A second skyrocket sped horizontally through the park, exploding against a bench.
A third struck another tree.
Now every other manner of fireworks erupted. The slope burst into flames: red, green, yellow, blue. Sparks gushed as if from a fountain or spun on the ground as if on a wheel. Others shrieked or crackled like gunfire. Debris flew everywhere, smoke making it impossible to see down the slope.
Brookline pressed hard against the grass, compacting his body as much as possible. He squeezed his hands over his ears, as if he were under bombardment. His heart pounded against the frozen earth. He could almost hear the screams of battle.
Gradually, the explosions stopped. Glancing up, he saw the smoke dwindle. He rose carefully to a crouch, scanning the devastated bushes and slope. Branches smoldered. Dry grass was blackened.
THE REVOLVER HAD TOO MUCH gunpowder in it?” Palmerston asked, still in shock.
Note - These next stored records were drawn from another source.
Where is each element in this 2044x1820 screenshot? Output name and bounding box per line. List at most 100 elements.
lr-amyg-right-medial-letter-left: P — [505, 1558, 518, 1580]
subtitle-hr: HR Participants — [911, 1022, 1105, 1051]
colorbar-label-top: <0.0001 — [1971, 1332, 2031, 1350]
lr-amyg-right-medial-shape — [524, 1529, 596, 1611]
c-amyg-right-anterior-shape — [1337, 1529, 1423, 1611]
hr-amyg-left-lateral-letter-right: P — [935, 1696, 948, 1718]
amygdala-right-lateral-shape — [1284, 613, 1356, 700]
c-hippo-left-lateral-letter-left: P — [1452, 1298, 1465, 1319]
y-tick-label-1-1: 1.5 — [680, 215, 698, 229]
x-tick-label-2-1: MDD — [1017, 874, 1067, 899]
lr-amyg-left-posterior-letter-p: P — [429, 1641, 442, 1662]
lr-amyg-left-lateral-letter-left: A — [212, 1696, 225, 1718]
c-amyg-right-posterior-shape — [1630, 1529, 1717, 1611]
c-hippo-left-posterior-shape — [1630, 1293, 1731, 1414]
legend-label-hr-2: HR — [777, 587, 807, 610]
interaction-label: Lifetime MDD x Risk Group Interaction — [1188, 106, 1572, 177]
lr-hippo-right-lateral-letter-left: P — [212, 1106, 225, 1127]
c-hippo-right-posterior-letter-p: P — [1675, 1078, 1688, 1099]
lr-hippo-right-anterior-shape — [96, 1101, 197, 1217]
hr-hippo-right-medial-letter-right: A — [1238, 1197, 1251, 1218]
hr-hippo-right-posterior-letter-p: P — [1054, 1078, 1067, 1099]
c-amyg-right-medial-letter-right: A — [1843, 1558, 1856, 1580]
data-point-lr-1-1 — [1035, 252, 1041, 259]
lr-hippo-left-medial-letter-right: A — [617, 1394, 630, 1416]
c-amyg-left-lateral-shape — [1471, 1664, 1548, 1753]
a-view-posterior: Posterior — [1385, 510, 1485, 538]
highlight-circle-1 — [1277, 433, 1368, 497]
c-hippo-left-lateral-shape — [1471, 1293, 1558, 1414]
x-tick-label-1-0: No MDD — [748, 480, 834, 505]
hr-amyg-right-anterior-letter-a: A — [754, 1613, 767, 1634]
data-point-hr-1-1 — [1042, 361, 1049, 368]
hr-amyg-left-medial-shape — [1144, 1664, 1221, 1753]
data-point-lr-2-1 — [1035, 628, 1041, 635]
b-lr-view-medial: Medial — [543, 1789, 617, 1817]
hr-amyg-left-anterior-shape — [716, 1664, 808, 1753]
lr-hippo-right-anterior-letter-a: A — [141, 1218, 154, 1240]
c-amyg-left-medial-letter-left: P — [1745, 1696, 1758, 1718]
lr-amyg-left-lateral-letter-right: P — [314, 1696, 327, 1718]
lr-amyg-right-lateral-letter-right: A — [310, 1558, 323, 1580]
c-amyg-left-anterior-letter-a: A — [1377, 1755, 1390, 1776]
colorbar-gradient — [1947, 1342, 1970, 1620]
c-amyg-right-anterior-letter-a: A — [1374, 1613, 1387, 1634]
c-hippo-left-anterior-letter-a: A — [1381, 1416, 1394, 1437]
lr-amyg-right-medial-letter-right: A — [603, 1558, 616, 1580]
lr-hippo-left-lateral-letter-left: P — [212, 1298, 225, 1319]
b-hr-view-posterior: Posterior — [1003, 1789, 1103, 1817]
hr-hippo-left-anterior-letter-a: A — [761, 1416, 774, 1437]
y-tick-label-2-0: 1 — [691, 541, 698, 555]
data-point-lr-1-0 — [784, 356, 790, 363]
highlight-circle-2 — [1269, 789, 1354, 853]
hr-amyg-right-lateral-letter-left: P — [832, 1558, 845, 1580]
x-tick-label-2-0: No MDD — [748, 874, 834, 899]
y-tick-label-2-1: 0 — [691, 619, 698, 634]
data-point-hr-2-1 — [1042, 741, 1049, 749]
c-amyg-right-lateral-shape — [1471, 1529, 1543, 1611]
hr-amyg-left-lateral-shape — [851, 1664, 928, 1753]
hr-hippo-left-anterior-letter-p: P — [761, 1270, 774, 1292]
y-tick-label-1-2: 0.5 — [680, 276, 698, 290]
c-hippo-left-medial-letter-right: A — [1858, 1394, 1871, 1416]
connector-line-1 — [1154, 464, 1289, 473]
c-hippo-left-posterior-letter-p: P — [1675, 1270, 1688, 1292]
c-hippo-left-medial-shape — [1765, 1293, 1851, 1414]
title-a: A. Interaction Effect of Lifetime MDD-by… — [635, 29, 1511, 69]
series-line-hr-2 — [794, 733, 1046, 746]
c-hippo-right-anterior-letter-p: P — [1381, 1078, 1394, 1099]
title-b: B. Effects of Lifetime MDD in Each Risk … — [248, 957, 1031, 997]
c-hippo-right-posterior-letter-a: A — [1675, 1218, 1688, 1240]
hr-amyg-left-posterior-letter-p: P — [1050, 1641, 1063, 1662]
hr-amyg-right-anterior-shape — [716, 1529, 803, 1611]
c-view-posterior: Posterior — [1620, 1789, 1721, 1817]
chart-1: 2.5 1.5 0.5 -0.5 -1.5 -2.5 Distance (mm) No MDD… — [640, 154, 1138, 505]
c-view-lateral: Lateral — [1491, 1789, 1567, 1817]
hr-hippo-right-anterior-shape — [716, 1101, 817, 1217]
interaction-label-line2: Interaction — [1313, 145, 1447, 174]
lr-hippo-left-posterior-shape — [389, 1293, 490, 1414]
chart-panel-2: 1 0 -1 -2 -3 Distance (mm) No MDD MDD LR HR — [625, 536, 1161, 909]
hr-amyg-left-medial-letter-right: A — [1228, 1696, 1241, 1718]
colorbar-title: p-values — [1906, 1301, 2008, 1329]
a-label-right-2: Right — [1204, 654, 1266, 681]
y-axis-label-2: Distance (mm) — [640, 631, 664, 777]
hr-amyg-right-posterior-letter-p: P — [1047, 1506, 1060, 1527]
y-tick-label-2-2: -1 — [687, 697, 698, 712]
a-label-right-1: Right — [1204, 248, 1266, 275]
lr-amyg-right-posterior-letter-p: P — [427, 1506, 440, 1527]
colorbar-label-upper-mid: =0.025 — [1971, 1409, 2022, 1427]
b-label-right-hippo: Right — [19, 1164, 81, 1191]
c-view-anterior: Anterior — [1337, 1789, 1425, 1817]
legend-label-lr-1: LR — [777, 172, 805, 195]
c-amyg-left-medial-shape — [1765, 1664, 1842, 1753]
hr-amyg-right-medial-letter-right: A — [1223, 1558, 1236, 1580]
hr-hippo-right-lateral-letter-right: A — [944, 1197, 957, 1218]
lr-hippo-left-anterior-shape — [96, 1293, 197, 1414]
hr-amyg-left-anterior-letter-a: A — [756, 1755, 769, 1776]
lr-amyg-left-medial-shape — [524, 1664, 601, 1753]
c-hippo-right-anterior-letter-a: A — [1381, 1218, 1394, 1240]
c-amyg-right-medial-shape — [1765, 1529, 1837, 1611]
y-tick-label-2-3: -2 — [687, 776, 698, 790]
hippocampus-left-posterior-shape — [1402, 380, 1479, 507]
“Yes, Your Lordship. Overcharging it can cause that model to explode.”
They were in Palmerston’s mansion, in the ballroom on the second level, where tables glittered with champagne stemware ready to be filled at the soon-to-occur reception. The destroyed weapon sat on a polished tray.
“And you couldn’t find him?”
“Not after the fireworks diversion he prepared. By the time the explosions ended, he was nowhere in sight.”
“But why would the madman have wanted to kill me?”
“To quote him, Your Lordship… forgive my language.”
“Just tell me.”
“As he prepared to try to shoot you, his exact words were, ‘I know what the bastard’s doing in Germany! But he won’t do it anymore!’ ”
“Germany?”
“Yes, Your Lordship. Do you have any ide
a what he was babbling about? It didn’t make sense to me. Our current quarrel is with Russia in the Crimea. We don’t have any hostile involvement with the German states. Besides, you’re the home secretary now, not the foreign secretary or the war secretary. Anything that happens in Europe doesn’t concern you any longer, only what happens here at home.”
“Exactly. How could I have anything to do with Germany? The man was delusional.”
Lady Palmerston, his former mistress, appeared in the doorway, her look indicating that the guests would soon arrive.
“Do you think you should cancel the event?” Brookline asked.
“And disappoint the prime minister?” Lord Palmerston asked in dismay. “Admit that the current instability is having an effect? Emphatically not. But Colonel Brookline…”
“Yes, Your Lordship?”
“Increase my protection.”
9
The Separate System
A TRAIN CHUGGED PAST VAUXHALL GARDENS. Beyond the tracks, numerous boats navigated the Thames. Ryan watched the train’s black smoke merge with the fog forming above the river. His summoned-to-meet-Lord Palmerston clothes felt stiff and uncomfortable, especially his high collar and the straps that looped under his boots, keeping his trousers taut.
Those weren’t all that made him uncomfortable. He turned toward the many constables who led the twenty-four prostitutes from the gardens and put them into police wagons. The women were complaining again. But dealing with them was simple compared to the problem with De Quincey.
“I wish I could believe that laudanum hasn’t unhinged his mind,” Ryan told Becker as the Opium-Eater and his daughter emerged from the gardens. “Did any of what he said make sense to you about his two dead sisters and the Wordsworth child? My older sister died when I was ten. She fell into a river and drowned. I grieved for her, but I adjusted. I hardly think about her now.”
“Yesterday, when we crossed Waterloo Bridge to go to the telegraph office, I noticed that you looked uncomfortable,” Becker said.
“What does that have to do with De Quincey? Right now, I’m uncomfortable about a lot of things.”